Noquontrol: "What would i have done with my children though gathering when i buggered off round the world being free and having the time of my life?"
good question. but perhaps the question we should ask is "What could" be done?" because it looks to me like a lot^ of women are actually not rip-roaringly joyous about the current situation.
We need to think bigger: a politics that insists on fashioning lives that seize joy - not simply that save us from the workhouse.
N: "Should i have inflicted my irresponsibility on to them,"
I think the word "irresponsibility" and its opposite "responsibility" is interesting here. In a weird way, it's acting as a substitute for "freedom" and "autonomy" - but with a punitive judgment attached. I think it's pointing to a strange place where "autonomy" and "subjectivity" is actually male-modelled, and commercialised, and that this has been normalised in modern, Western society.
I think this has been very unthought-out and has a real place in the whole "older mothers" debate.
I just think it's interesting, that's all.
N: "[should I have] left them at home with someone else, not gone myself, or just not had them until i was in a more settled place and emotionally more ready to have children?"
Again, I think this points to the degree to which the privatised model of child-rearing has really bound us, and impeded our political demands.

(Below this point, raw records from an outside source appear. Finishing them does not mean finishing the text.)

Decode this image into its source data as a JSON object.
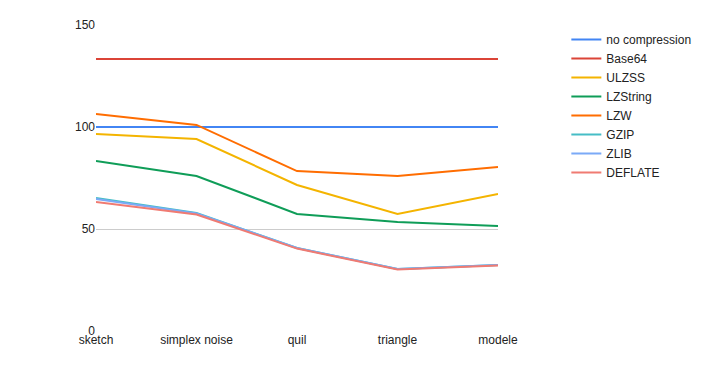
{
  "chart_data": {
    "type": "line",
    "categories": [
      "sketch",
      "simplex noise",
      "quil",
      "triangle",
      "modele"
    ],
    "series": [
      {
        "name": "no compression",
        "color": "#4285f4",
        "values": [
          100,
          100,
          100,
          100,
          100
        ]
      },
      {
        "name": "Base64",
        "color": "#db4437",
        "values": [
          133.3,
          133.3,
          133.3,
          133.3,
          133.3
        ]
      },
      {
        "name": "ULZSS",
        "color": "#f4b400",
        "values": [
          96.6,
          94.1,
          71.6,
          57.4,
          67.2
        ]
      },
      {
        "name": "LZString",
        "color": "#0f9d58",
        "values": [
          83.3,
          76.0,
          57.4,
          53.4,
          51.5
        ]
      },
      {
        "name": "LZW",
        "color": "#ff6d01",
        "values": [
          106.4,
          101.0,
          78.4,
          76.0,
          80.4
        ]
      },
      {
        "name": "GZIP",
        "color": "#46bdc6",
        "values": [
          65.2,
          57.8,
          40.7,
          30.4,
          32.4
        ]
      },
      {
        "name": "ZLIB",
        "color": "#7baaf7",
        "values": [
          64.7,
          57.6,
          40.7,
          30.4,
          32.4
        ]
      },
      {
        "name": "DEFLATE",
        "color": "#f07b72",
        "values": [
          63.2,
          57.1,
          40.4,
          30.1,
          32.1
        ]
      }
    ],
    "ylim": [
      0,
      150
    ],
    "yticks": [
      0,
      50,
      100,
      150
    ],
    "grid": true,
    "legend": "right"
  }
}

Noquontrol - I'm looking at your post in detail because it really interests me, not because I think you're necessarily wrong. I just find it fascinating that the whole model of autonomy is so very antipathetic to women-with-children. Not just in its conceptual model, but also in the absence of all the things one might require in order to facilitate it to be possible for women-with-children to be free to be irresponsible and yet still good mothers.